Das Gangzellenepithel besteht aus Zellen, die quaderförmig bis pyramidenförmig sind und die reichlich Mitochondrien enthalten, die für die Energieprodukte notwendig sind, die für den Ionentransport benötigt werden (siehe Abbildung 4). Eine weitere Zelle, die sich an der Kreuzung von Acinus und Ductus befindet, ist die Zentroacinuszelle. Diese Zelle hat Eigenschaften einer Duktuszelle, ist aber wahrscheinlich auch ein Vorläufer für verschiedene Zelltypen des Pankreas. Sowohl die Duktuszellen als auch die zentroazinären Zellen enthalten Kohlensäureanhydrase, die für ihre Fähigkeit, Bikarbonat abzusondern, wichtig ist.

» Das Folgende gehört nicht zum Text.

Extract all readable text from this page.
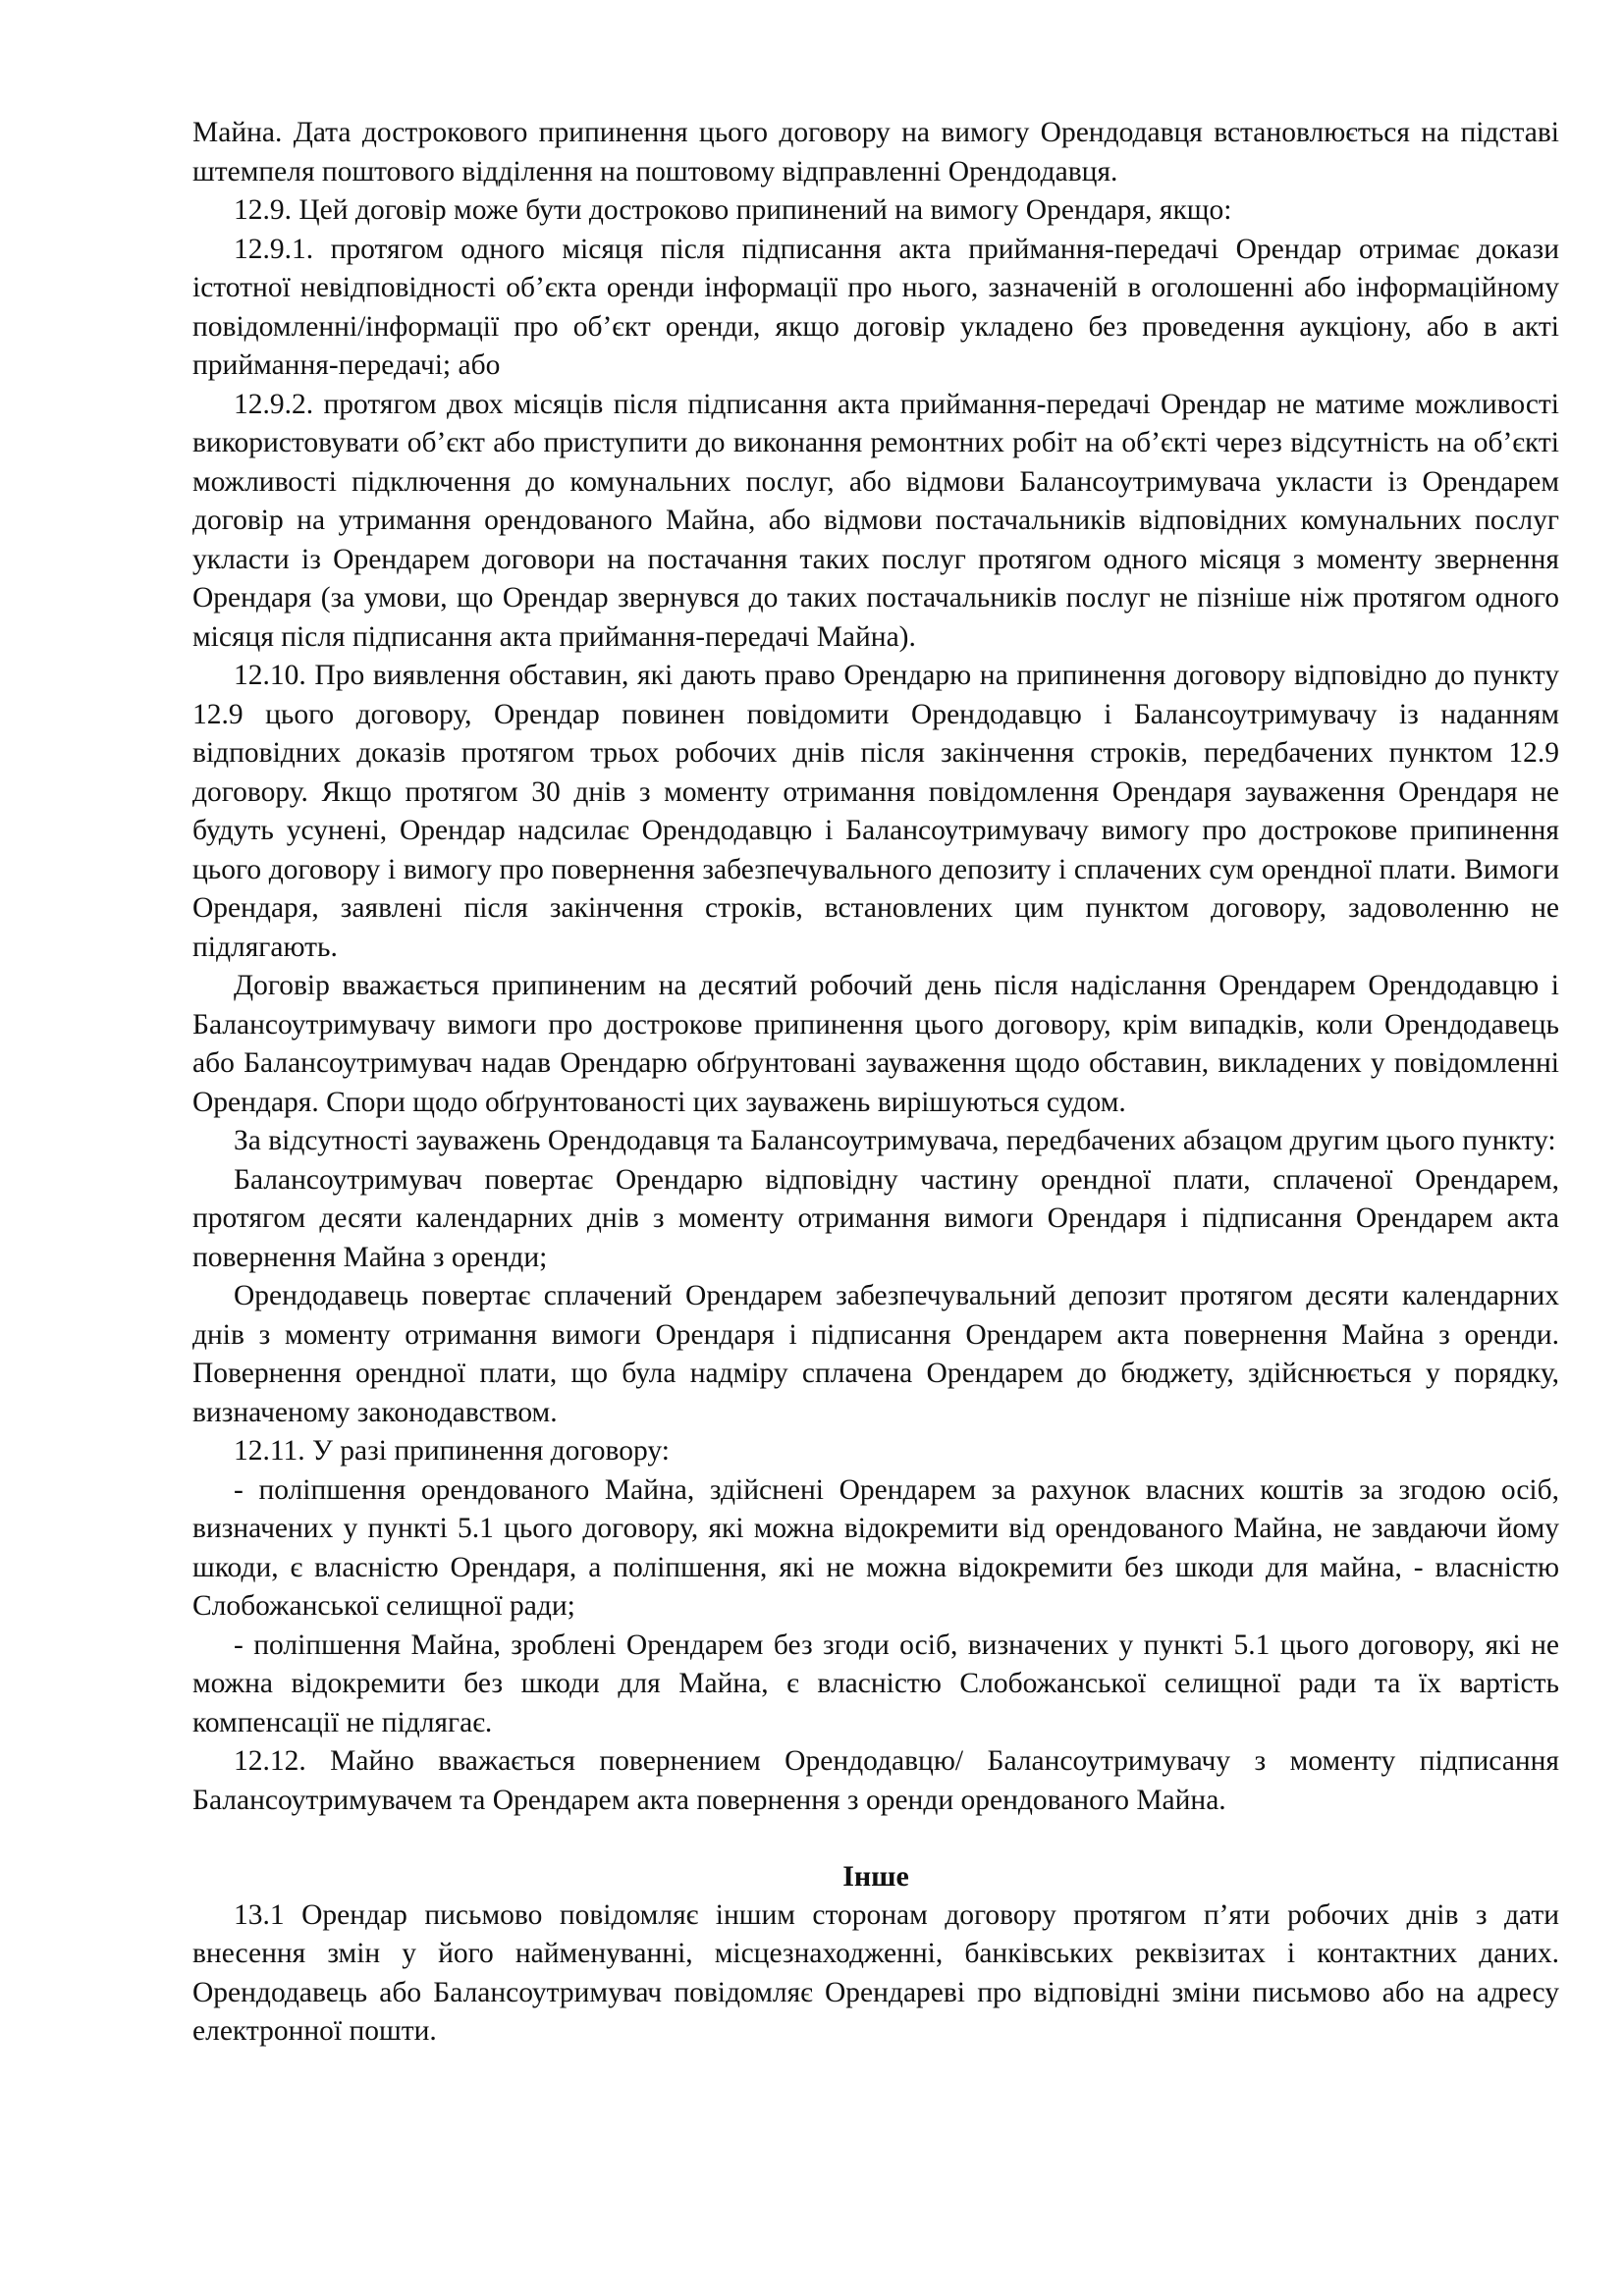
Майна. Дата дострокового припинення цього договору на вимогу Орендодавця встановлюється на підставі штемпеля поштового відділення на поштовому відправленні Орендодавця.

12.9. Цей договір може бути достроково припинений на вимогу Орендаря, якщо:

12.9.1. протягом одного місяця після підписання акта приймання-передачі Орендар отримає докази істотної невідповідності об’єкта оренди інформації про нього, зазначеній в оголошенні або інформаційному повідомленні/інформації про об’єкт оренди, якщо договір укладено без проведення аукціону, або в акті приймання-передачі; або

12.9.2. протягом двох місяців після підписання акта приймання-передачі Орендар не матиме можливості використовувати об’єкт або приступити до виконання ремонтних робіт на об’єкті через відсутність на об’єкті можливості підключення до комунальних послуг, або відмови Балансоутримувача укласти із Орендарем договір на утримання орендованого Майна, або відмови постачальників відповідних комунальних послуг укласти із Орендарем договори на постачання таких послуг протягом одного місяця з моменту звернення Орендаря (за умови, що Орендар звернувся до таких постачальників послуг не пізніше ніж протягом одного місяця після підписання акта приймання-передачі Майна).

12.10. Про виявлення обставин, які дають право Орендарю на припинення договору відповідно до пункту 12.9 цього договору, Орендар повинен повідомити Орендодавцю і Балансоутримувачу із наданням відповідних доказів протягом трьох робочих днів після закінчення строків, передбачених пунктом 12.9 договору. Якщо протягом 30 днів з моменту отримання повідомлення Орендаря зауваження Орендаря не будуть усунені, Орендар надсилає Орендодавцю і Балансоутримувачу вимогу про дострокове припинення цього договору і вимогу про повернення забезпечувального депозиту і сплачених сум орендної плати. Вимоги Орендаря, заявлені після закінчення строків, встановлених цим пунктом договору, задоволенню не підлягають.

Договір вважається припиненим на десятий робочий день після надіслання Орендарем Орендодавцю і Балансоутримувачу вимоги про дострокове припинення цього договору, крім випадків, коли Орендодавець або Балансоутримувач надав Орендарю обґрунтовані зауваження щодо обставин, викладених у повідомленні Орендаря. Спори щодо обґрунтованості цих зауважень вирішуються судом.

За відсутності зауважень Орендодавця та Балансоутримувача, передбачених абзацом другим цього пункту:

Балансоутримувач повертає Орендарю відповідну частину орендної плати, сплаченої Орендарем, протягом десяти календарних днів з моменту отримання вимоги Орендаря і підписання Орендарем акта повернення Майна з оренди;

Орендодавець повертає сплачений Орендарем забезпечувальний депозит протягом десяти календарних днів з моменту отримання вимоги Орендаря і підписання Орендарем акта повернення Майна з оренди. Повернення орендної плати, що була надміру сплачена Орендарем до бюджету, здійснюється у порядку, визначеному законодавством.

12.11. У разі припинення договору:

- поліпшення орендованого Майна, здійснені Орендарем за рахунок власних коштів за згодою осіб, визначених у пункті 5.1 цього договору, які можна відокремити від орендованого Майна, не завдаючи йому шкоди, є власністю Орендаря, а поліпшення, які не можна відокремити без шкоди для майна, - власністю Слобожанської селищної ради;

- поліпшення Майна, зроблені Орендарем без згоди осіб, визначених у пункті 5.1 цього договору, які не можна відокремити без шкоди для Майна, є власністю Слобожанської селищної ради та їх вартість компенсації не підлягає.

12.12. Майно вважається повернением Орендодавцю/ Балансоутримувачу з моменту підписання Балансоутримувачем та Орендарем акта повернення з оренди орендованого Майна.

Інше

13.1 Орендар письмово повідомляє іншим сторонам договору протягом п’яти робочих днів з дати внесення змін у його найменуванні, місцезнаходженні, банківських реквізитах і контактних даних. Орендодавець або Балансоутримувач повідомляє Орендареві про відповідні зміни письмово або на адресу електронної пошти.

Eine weitere Zelle, die aufgrund ihrer Rolle in pathologischen Zuständen an Bedeutung gewinnt, ist die pankreatische Sternzelle (PaSC). Dabei handelt es sich um eine sehr schlanke, sternförmige Zelle (daher der Name Stellat), die sich um die azinären und duktulären Strukturen sowie die Langerhans-Inseln legt. Die Rolle der PaSCs bei normaler Funktion besteht wahrscheinlich darin, die Basalmembran zu legen, um die ordnungsgemäße Bildung der Epithelstrukturen zu steuern. Ihre Rolle bei pathologischen Zuständen wie chronischer Pankreatitis und Bauchspeicheldrüsenkrebs ist von großem Interesse. Bei diesen Erkrankungen werden die PaSC in einen proliferierenden myofibroblastischen Zelltyp umgewandelt, der extrazelluläre Matrixproteine, proinflammatorische Zytokine und Wachstumsfaktoren synthetisiert und sezerniert. Diese Aktionen der transformierten PaSCs sind von zentraler Bedeutung für die entzündlichen und fibrosierenden pathologischen Prozesse der chronischen Pankreatitis und sind prokarzinogen für Bauchspeicheldrüsenkrebs. Tatsächlich erweist sich der myofibroblastische transformierte Zustand der PaSC als Schlüsselfaktor sowohl für die Wachstumsrate des Krebses als auch für die Entwicklung der Resistenz gegen Chemotherapie.